David Page, founder and former owner with his wife, Barbara Shinn, said a sale had “not been part of the plan,” but an unexpected offer changed that. “It came as a surprise to us someone would walk through the door and make us an offer,” he said. He declined to discuss terms of the sale or the new owners.

The new owners are “certain to bring new energy and passion to the Estate,” the former owners wrote in the email. “We will advise and consult the new owners for the foreseeable future.”

Syma Joffe Gerard, an Eastport real estate broker who has dealt in farmland and vineyard properties for decades, said the sale of Shinn Estate marks a bright spot for a market that has slowed considerably in the past decade. Large properties like a Palmer Vineyard parcel in Cutchogue have been on the market for years, even as its price has been reduced. Two other vineyard properties recently sold, she said, in a way that marked the presence of vines as a negative.

“The people who are buying vineyards are not doing it to run a business,” she said. “They’re buying it to play with it.”

Shinn and Page had owned the former Tuthill family farm on Oregon Road in Mattituck since 1998. After planting the first grapes and preparing the vineyard themselves, they produced their first vintage in 2002 — just 450 cases. Last year they produced 6,000, using a long list of varietals.

Twenty acres of the property are planted. The first four vintages were produced off the farm, including at Lenz Winery in Peconic and Wolffer Estate in Sagaponack, but the last dozen have all been made on Shinn property, Page said.

He and Shinn recently completed a second home in Southold where they now live, he said. They will also begin work on a “permaculture” (sustainable agriculture) project on their 15-acre farm near Freeport, Maine.

Page said he and Shinn will continue to advise the new owners but don’t plan to work in the retail food and wine business. Both are restaurateurs from the Midwest who worked in California before coming to New York. Shinn and Page started visiting Long Island’s burgeoning wine region 27 years ago, he said.

“We wanted to see what the wine industry was up to here on the North Fork,” he said. “We opened restaurants in Manhattan and served local wines exclusively.
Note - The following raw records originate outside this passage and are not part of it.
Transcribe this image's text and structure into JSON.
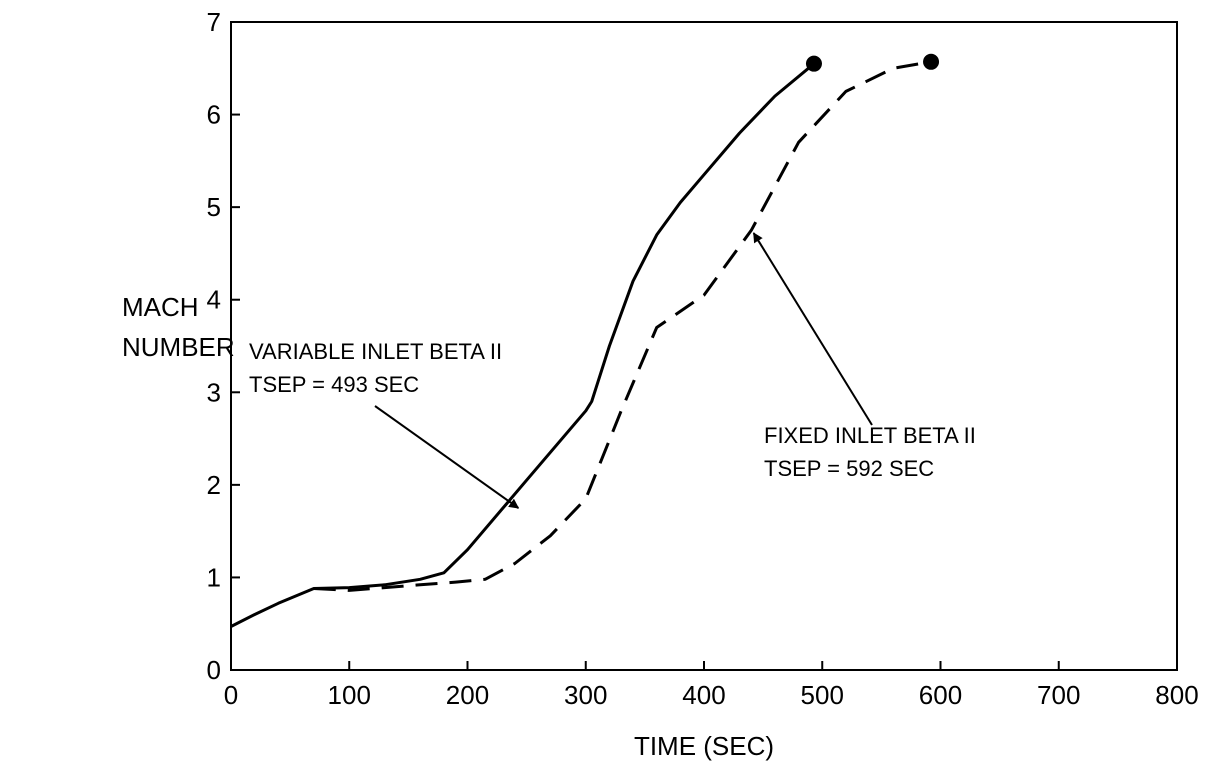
{
  "chart_data": {
    "type": "line",
    "xlabel": "TIME (SEC)",
    "ylabel_lines": [
      "MACH",
      "NUMBER"
    ],
    "xlim": [
      0,
      800
    ],
    "ylim": [
      0,
      7
    ],
    "x_ticks": [
      0,
      100,
      200,
      300,
      400,
      500,
      600,
      700,
      800
    ],
    "y_ticks": [
      0,
      1,
      2,
      3,
      4,
      5,
      6,
      7
    ],
    "grid": false,
    "legend": "none",
    "series": [
      {
        "style": "solid",
        "color": "#000000",
        "x": [
          0,
          20,
          40,
          70,
          100,
          130,
          160,
          180,
          200,
          250,
          300,
          305,
          320,
          340,
          360,
          380,
          400,
          430,
          460,
          493
        ],
        "y": [
          0.47,
          0.6,
          0.72,
          0.88,
          0.89,
          0.92,
          0.98,
          1.05,
          1.3,
          2.05,
          2.8,
          2.9,
          3.5,
          4.2,
          4.7,
          5.05,
          5.35,
          5.8,
          6.2,
          6.55
        ],
        "end_marker": true
      },
      {
        "style": "dashed",
        "color": "#000000",
        "x": [
          70,
          100,
          130,
          160,
          190,
          215,
          240,
          270,
          300,
          330,
          360,
          400,
          440,
          480,
          520,
          560,
          592
        ],
        "y": [
          0.88,
          0.86,
          0.89,
          0.92,
          0.95,
          0.98,
          1.15,
          1.45,
          1.85,
          2.8,
          3.7,
          4.05,
          4.75,
          5.7,
          6.25,
          6.5,
          6.57
        ],
        "end_marker": true
      }
    ],
    "annotations": [
      {
        "lines": [
          "VARIABLE INLET BETA II",
          "TSEP = 493 SEC"
        ],
        "arrow_to": [
          243,
          1.75
        ]
      },
      {
        "lines": [
          "FIXED INLET BETA II",
          "TSEP = 592 SEC"
        ],
        "arrow_to": [
          442,
          4.72
        ]
      }
    ]
  }
}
We wound up in Mattituck more and more often.”

They bought the 22.5-acre property and developed the vineyard while simultaneously running their Manhattan businesses.

“We just wanted to make it work,” he said. “We first thought when we purchased the land, we’d only grow and sell grapes and not make wine. We learned pretty quickly the economics of that were not very good.”

Shinn Estate Vineyards was among the first on Long Island to use certified sustainable farming techniques, eschewing chemicals, herbicides and pesticides, among other industrial farming techniques.

“We’ve never really thought about the grape varieties themselves being the most important aspect of making wine,” Page said. “It’s how you take care of the earth that matters. The goal is to have wines that taste like the place where the grapes are grown.”

It was the first Long Island vineyard to install a wind turbine, after considerable pushback from local officials.

“There was no code for wind energy on the North Fork in Southold,” he said. “We worked on that. It’s still tough.”

Today, with solar panels, it produces all the electricity it uses, and then some.

Asked if he’d miss the vineyard experience, Page paused.

“No, but I say that in a very positive way,” he said. “Certain things I will remember extremely fondly about that part of our lives. It was a very beautiful part of our lives . . . It was quite an adventure for 18 years. We’re delighted to have been through it, and we’re excited about the next part of our lives.”